Zo’n eenvoudige passage zegt meer over integriteit dan welke gedragscode ook. Ze laat zien dat men verantwoordelijkheid neemt.

De vertrouwenspersoon als hoeder van geheugen

Vertrouwenspersonen zien vaak patronen die anderen niet zien. Zij horen verhalen uit verschillende delen van de organisatie, herkennen herhalingen en voelen de onderstroom. In die zin zijn zij de hoeders van het organisatiegeheugen.
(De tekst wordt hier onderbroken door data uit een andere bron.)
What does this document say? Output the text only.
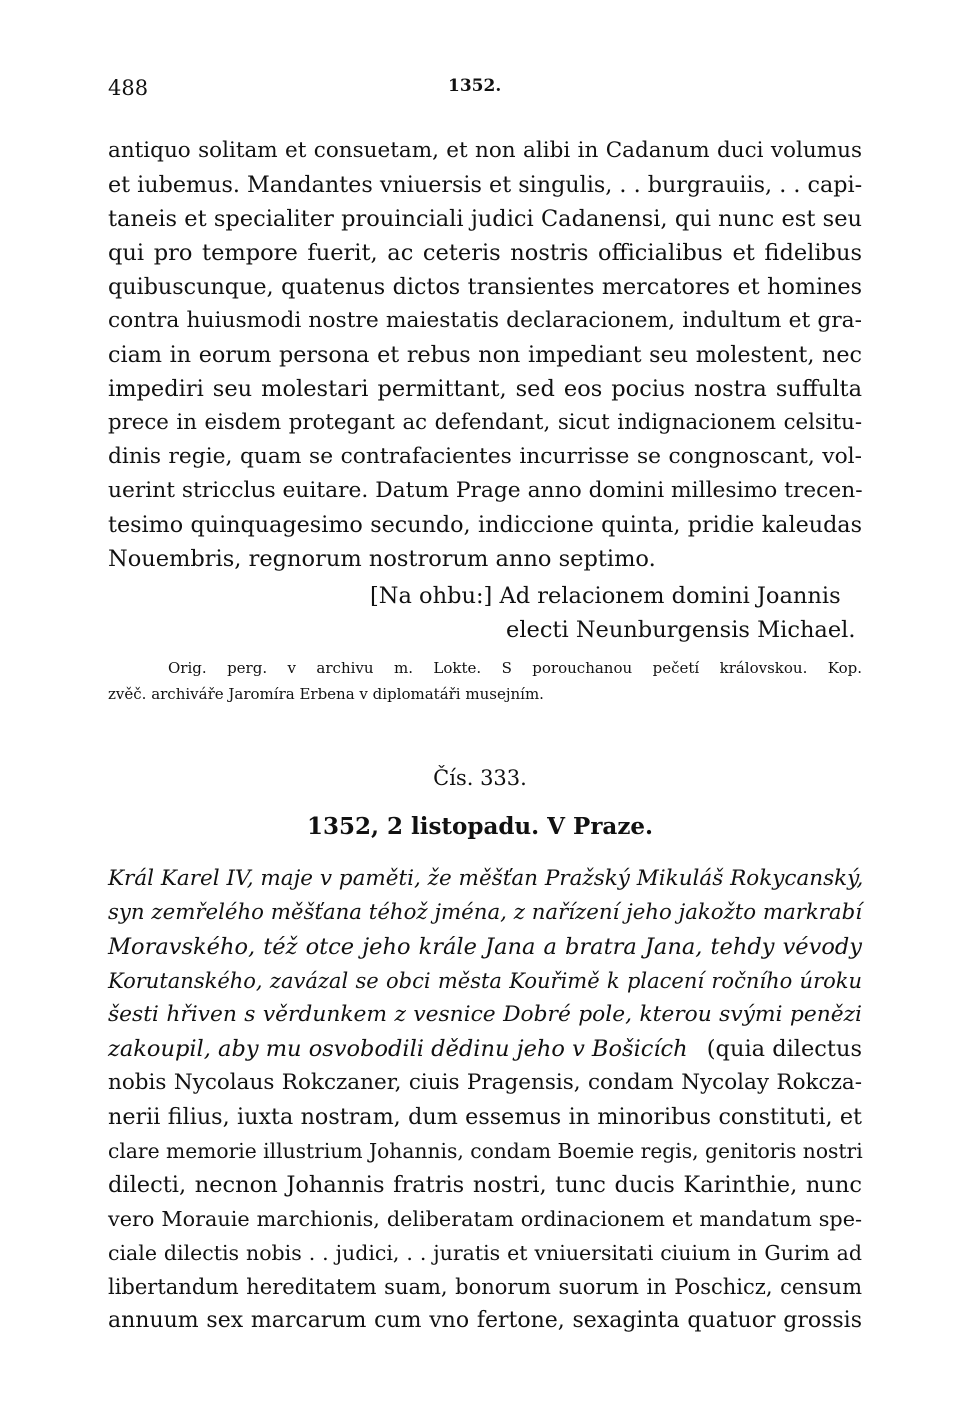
488	1352.
antiquo solitam et consuetam, et non alibi in Cadanum duci volumus
et iubemus. Mandantes vniuersis et singulis, . . burgrauiis, . . capi-
taneis et specialiter prouinciali judici Cadanensi, qui nunc est seu
qui pro tempore fuerit, ac ceteris nostris officialibus et fidelibus
quibuscunque, quatenus dictos transientes mercatores et homines
contra huiusmodi nostre maiestatis declaracionem, indultum et gra-
ciam in eorum persona et rebus non impediant seu molestent, nec
impediri seu molestari permittant, sed eos pocius nostra suffulta
prece in eisdem protegant ac defendant, sicut indignacionem celsitu-
dinis regie, quam se contrafacientes incurrisse se congnoscant, vol-
uerint stricclus euitare. Datum Prage anno domini millesimo trecen-
tesimo quinquagesimo secundo, indiccione quinta, pridie kaleudas
Nouembris, regnorum nostrorum anno septimo.
[Na ohbu:] Ad relacionem domini Joannis
electi Neunburgensis Michael.
Orig. perg. v archivu m. Lokte. S porouchanou pečetí královskou. Kop.
zvěč. archiváře Jaromíra Erbena v diplomatáři musejním.
Čís. 333.
1352, 2 listopadu. V Praze.
Král Karel IV, maje v paměti, že měšťan Pražský Mikuláš Rokycanský,
syn zemřelého měšťana téhož jména, z nařízení jeho jakožto markrabí
Moravského, též otce jeho krále Jana a bratra Jana, tehdy vévody
Korutanského, zavázal se obci města Kouřimě k placení ročního úroku
šesti hřiven s věrdunkem z vesnice Dobré pole, kterou svými penězi
zakoupil, aby mu osvobodili dědinu jeho v Bošicích (quia dilectus
nobis Nycolaus Rokczaner, ciuis Pragensis, condam Nycolay Rokcza-
nerii filius, iuxta nostram, dum essemus in minoribus constituti, et
clare memorie illustrium Johannis, condam Boemie regis, genitoris nostri
dilecti, necnon Johannis fratris nostri, tunc ducis Karinthie, nunc
vero Morauie marchionis, deliberatam ordinacionem et mandatum spe-
ciale dilectis nobis . . judici, . . juratis et vniuersitati ciuium in Gurim ad
libertandum hereditatem suam, bonorum suorum in Poschicz, censum
annuum sex marcarum cum vno fertone, sexaginta quatuor grossis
Het vraagt professionaliteit om die kennis op een verantwoorde manier te delen. Niet door namen of details te noemen, maar door thema’s te benoemen en aanbevelingen te doen. In het jaarverslag of in overleg met HR kan de vertrouwenspersoon signaleren dat bepaalde problemen blijven terugkeren.

Belangrijk is dat de organisatie die signalen serieus neemt. Een vertrouwenspersoon die herhaaldelijk meldt dat dezelfde cultuurproblemen blijven bestaan, maar geen gehoor vindt, raakt gefrustreerd en verliest gezag. Institutioneel leren vereist een dialoog: de vertrouwenspersoon levert input, de organisatie reageert en onderneemt actie.

Herhaling als symptoom van onvermogen tot leren

Wanneer klachten zich herhalen, is dat vaak een teken dat de organisatie niet werkelijk leert. Soms verandert het beleid, maar niet de houding. Soms worden trainingen georganiseerd, maar blijft de machtstructuur onaangeroerd. Het gevolg is cosmetische verandering: zichtbare activiteit zonder wezenlijke verschuiving.

De vraag die elke organisatie zich moet stellen is: wat hebben we gedaan met de lessen van vorige keer? Als het antwoord vaag blijft, is het geheugen zwak.

Herhaling kan ook te maken hebben met personele doorstroom. Nieuwe leidinggevenden kennen oude dossiers niet, nieuwe HR-adviseurs herhalen oude fouten. Daarom is het belangrijk dat kennis institutioneel wordt vastgelegd, niet persoonsgebonden. Een goed archief, heldere overdracht en jaarlijkse evaluaties zijn simpele maar effectieve vormen van geheugenonderhoud.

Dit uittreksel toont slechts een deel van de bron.